Reproducing Experiments using Provenance Files
With workflow streamlined by yProv4ML, it is trivial to guarantee reproducibility of experiments even just sharing a single provenance file. To guarantee the necessary amount of information are present in the prov.json file however, some calls to the library have to be executed.
def log_execution_command(cmd : str): ...
Simply logs the execution command for it to be retrieved by the reproduction script later. This is often a call to python3
def log_source_code(path: Optional[str] = None): ...

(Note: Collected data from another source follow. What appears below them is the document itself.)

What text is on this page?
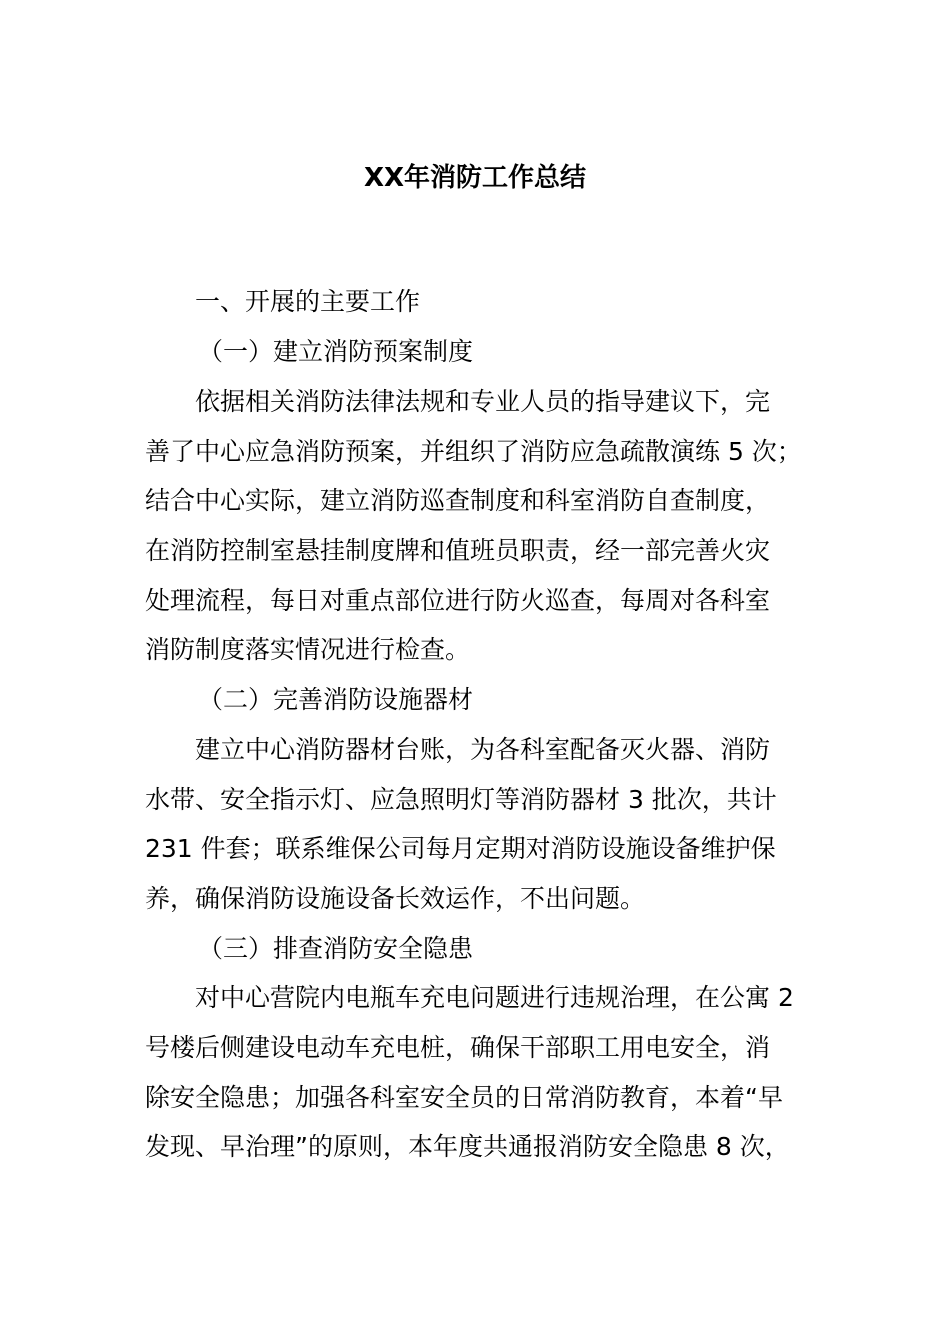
XX年消防工作总结
一、开展的主要工作
（一）建立消防预案制度
依据相关消防法律法规和专业人员的指导建议下，完
善了中心应急消防预案，并组织了消防应急疏散演练 5 次；
结合中心实际，建立消防巡查制度和科室消防自查制度，
在消防控制室悬挂制度牌和值班员职责，经一部完善火灾
处理流程，每日对重点部位进行防火巡查，每周对各科室
消防制度落实情况进行检查。
（二）完善消防设施器材
建立中心消防器材台账，为各科室配备灭火器、消防
水带、安全指示灯、应急照明灯等消防器材 3 批次，共计
231 件套；联系维保公司每月定期对消防设施设备维护保
养，确保消防设施设备长效运作，不出问题。
（三）排查消防安全隐患
对中心营院内电瓶车充电问题进行违规治理，在公寓 2
号楼后侧建设电动车充电桩，确保干部职工用电安全，消
除安全隐患；加强各科室安全员的日常消防教育，本着“早
发现、早治理”的原则，本年度共通报消防安全隐患 8 次，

Logs as an artifact a path to the source code. This could be a single python file (e.g. main.py), a repository link (if the path is not specified in the arguments), or an entire directory of source files. In case the source code is not on github, the source files are all copied inside the artifacts directory, and the path logged inside the provenance file will reference whis copy.
def log_input(inp : Any, log_copy_in_prov_directory : bool = True): ...
The directive log_input
saves with incremental ids a various number of inputs, which are user defined.
The log_copy_in_prov_directory
parameter indicates whether the input (if a file) is copied as artifact into the artifact directory. This is necessary for reproducibility of the experiment if the input is not retrievable in any other way.
def log_output(out : Any, log_copy_in_prov_directory : bool = True): ...
The directive log_output
saves with incremental ids a various number of outputs, which are user defined.